There are two implementation options: provide operator tooling to allow the cluster administrator to safely perform a manual rolling upgrade, or handle the protocol upgrade internally so that no additional operator burden is imposed.

Operator Tooling

We could bundle a tool with 1.0 that checks the commit index of every machine in the cluster to determine if it's safe to perform the next upgrade. This could just be a query that hits every server in the cluster to ensure that the index changing the configuration has been accepted on all servers in the cluster.
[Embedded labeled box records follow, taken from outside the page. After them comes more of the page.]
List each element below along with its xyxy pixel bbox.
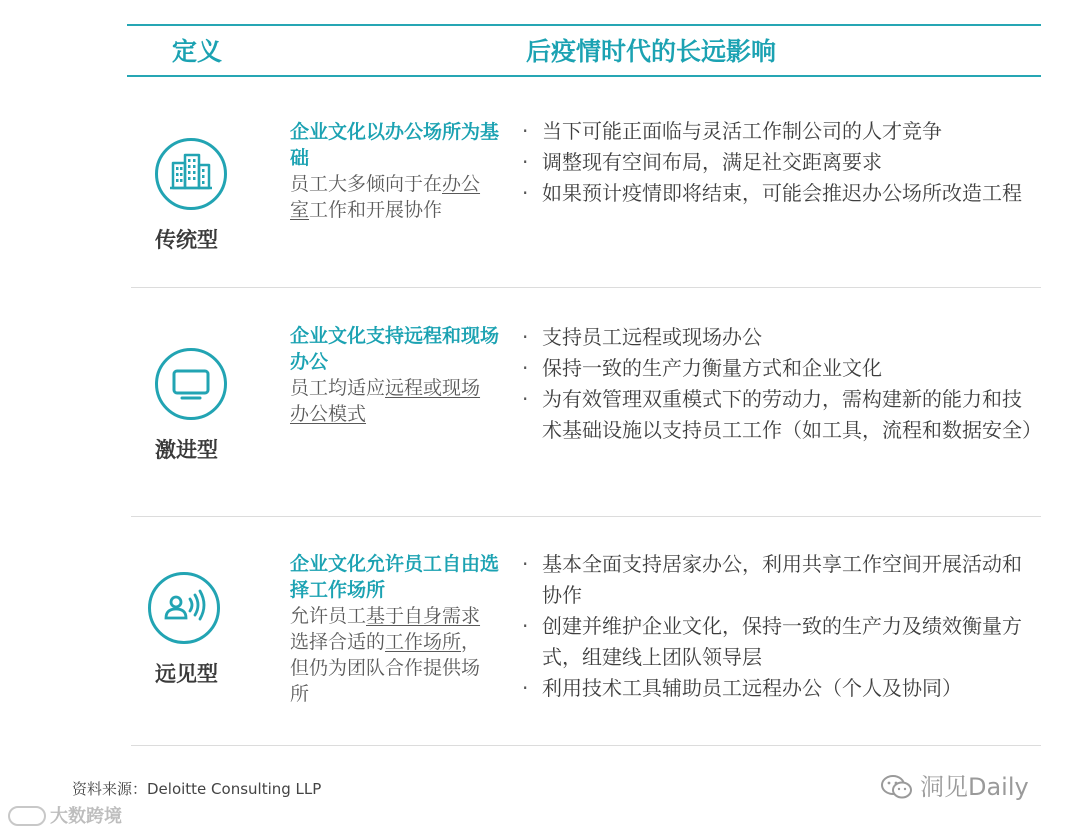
- type-label-aggressive: 激进型: [155, 438, 218, 462]
- definition-desc: 员工大多倾向于在办公室工作和开展协作: [290, 173, 481, 221]
- row-divider: [131, 287, 1041, 288]
- definition-title: 企业文化以办公场所为基础: [290, 121, 500, 169]
- list-item: · 创建并维护企业文化，保持一致的生产力及绩效衡量方式，组建线上团队领导层: [520, 611, 1040, 673]
- column-header-definition: 定义: [172, 37, 223, 66]
- type-label-visionary: 远见型: [155, 662, 218, 686]
- monitor-icon: [155, 348, 227, 420]
- list-item: · 如果预计疫情即将结束，可能会推迟办公场所改造工程: [520, 178, 1040, 209]
- definition-desc: 允许员工基于自身需求选择合适的工作场所，但仍为团队合作提供场所: [290, 605, 481, 705]
- impact-list: [520, 322, 1040, 446]
- header-bottom-rule: [127, 75, 1041, 77]
- person-signal-icon: [148, 572, 220, 644]
- watermark-right: 洞见Daily: [880, 770, 1029, 804]
- wechat-icon: [880, 773, 914, 801]
- definition-title: 企业文化支持远程和现场办公: [290, 325, 500, 373]
- list-item: · 利用技术工具辅助员工远程办公（个人及协同）: [520, 673, 1040, 704]
- list-item: · 支持员工远程或现场办公: [520, 322, 1040, 353]
- table-top-rule: [127, 24, 1041, 26]
- list-item: · 当下可能正面临与灵活工作制公司的人才竞争: [520, 116, 1040, 147]
- table-bottom-rule: [131, 745, 1041, 746]
- impact-list: [520, 549, 1040, 704]
- watermark-left: 大数跨境: [8, 804, 122, 830]
- type-label-traditional: 传统型: [155, 228, 218, 252]
- definition-desc: 员工均适应远程或现场办公模式: [290, 377, 481, 425]
- source-note: 资料来源：Deloitte Consulting LLP: [72, 780, 322, 798]
- list-item: · 基本全面支持居家办公，利用共享工作空间开展活动和协作: [520, 549, 1040, 611]
- building-icon: [155, 138, 227, 210]
- list-item: · 调整现有空间布局，满足社交距离要求: [520, 147, 1040, 178]
- dashuju-logo-icon: [8, 806, 46, 826]
- impact-list: [520, 116, 1040, 209]
- list-item: · 为有效管理双重模式下的劳动力，需构建新的能力和技术基础设施以支持员工工作（如工具，流程和数据安全）: [520, 384, 1040, 446]
- column-header-impact: 后疫情时代的长远影响: [526, 37, 777, 66]
- definition-title: 企业文化允许员工自由选择工作场所: [290, 553, 500, 601]
- row-divider: [131, 516, 1041, 517]
- list-item: · 保持一致的生产力衡量方式和企业文化: [520, 353, 1040, 384]
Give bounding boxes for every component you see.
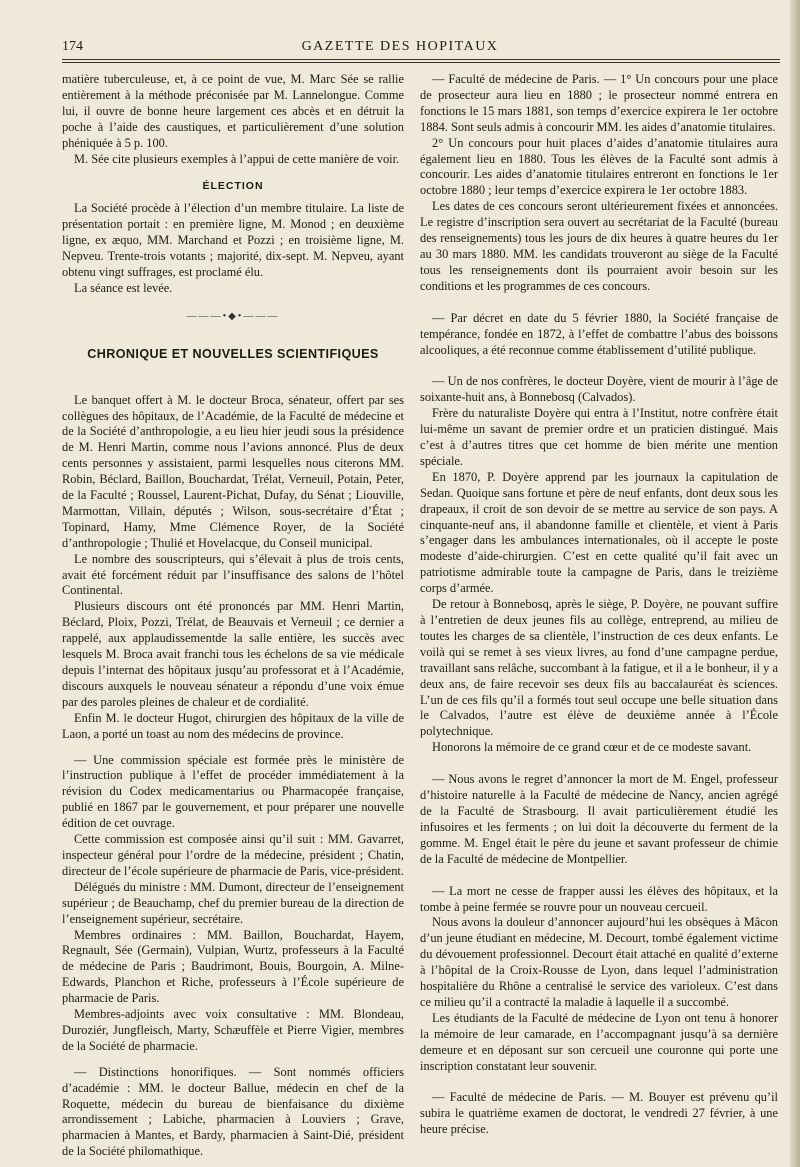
paragraph: Plusieurs discours ont été prononcés par MM. Henri Martin, Béclard, Ploix, Pozzi, Trélat, de Beauvais et Verneuil ; ce dernier a rappelé, aux applaudissementde la salle entière, les succès avec lesquels M. Broca avait franchi tous les échelons de sa vie médicale depuis l’internat des hôpitaux jusqu’au professorat et à l’Académie, discours auxquels le nouveau sénateur a répondu d’une voix émue par des paroles pleines de chaleur et de cordialité. [62, 599, 404, 709]
page-number: 174 [62, 39, 83, 54]
ornament-divider: ———•◆•——— [186, 310, 280, 322]
paragraph: La séance est levée. [74, 280, 173, 295]
paragraph: Honorons la mémoire de ce grand cœur et de ce modeste savant. [432, 740, 752, 755]
paragraph: — Faculté de médecine de Paris. — 1° Un concours pour une place de prosecteur aura lieu en 1880 ; le prosecteur nommé entrera en fonctions le 15 mars 1881, son temps d’exercice expirera le 1er octobre 1884. Sont seuls admis à concourir MM. les aides d’anatomie titulaires. [420, 72, 778, 134]
right-column [420, 72, 778, 1138]
paragraph: — Distinctions honorifiques. — Sont nommés officiers d’académie : MM. le docteur Ballue, médecin en chef de la Roquette, médecin du bureau de bienfaisance du dixième arrondissement ; Labiche, pharmacien à Louviers ; Grave, pharmacien à Mantes, et Bardy, pharmacien à Saint-Dié, président de la Société philomathique. [62, 1064, 404, 1159]
left-column [62, 72, 404, 1160]
paragraph: — Une commission spéciale est formée près le ministère de l’instruction publique à l’effet de procéder immédiatement à la révision du Codex medicamentarius ou Pharmacopée française, publié en 1867 par le gouvernement, et pour préparer une nouvelle édition de cet ouvrage. [62, 752, 404, 831]
paragraph: Enfin M. le docteur Hugot, chirurgien des hôpitaux de la ville de Laon, a porté un toast au nom des médecins de province. [62, 710, 404, 741]
paragraph: M. Sée cite plusieurs exemples à l’appui de cette manière de voir. [74, 151, 400, 166]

In an ordinary operator upgrade where the servers are updated with a rolling upgrade, this check will be true in less time than it takes for stats dashboards to catch up, so a typical operator would just experience a fairly simple but necessary check at every step of the upgrade process.

This check could be generalized to be a new requirement for the upgrade process, where it may be a good place to ship data version/consistency preflight checks in the future.

The main risk of operator tooling is that this 1.0 release, which communicates stability, will require a new manual upgrade step and could cause a cluster to need to be recovered if upgraded too quickly.

Automatic Upgrade

  1. upgrade all the servers to 1.0
  2. the leader waits until ServersMeetMinimumVersion shows that all servers are running 1.0
  3. the leader calls new UpgradeProtocol RPC on a follower
  4. the leader's raft library commits to raft a RemoveServer configuration change for that follower
  5. that follower receives the RPC and
    1. disconnects
    2. upgrades it's raft instance
    3. rejoins the cluster
  6. the leader adds the protocol 3 instance to the raft cluster
  7. the leader waits until follower has its log up to date
  8. the leader repeats 3-7 for all remaining protocol 2 followers
  9. the leader removes itself from the cluster and upgrades locally

More notes:

  1. the raft protocol 2 instance must leave the cluster first to avoid the illegal state of two raft servers having the same Addr
  2. the raft protocol 3 instance is added to the raft cluster with raft.AddStaging, but that method is a stub that just adds does an AddVoter (there's a todo comment in the raft libarary). Checking the instance's log index is the only way to ensure that it's caught up.
  3. waiting for follower to become integrated with the cluster before moving on to the next server is necessary to prevent RemoveServer from decreasing the quorum size. We want to keep the quorum size constant while upgrading.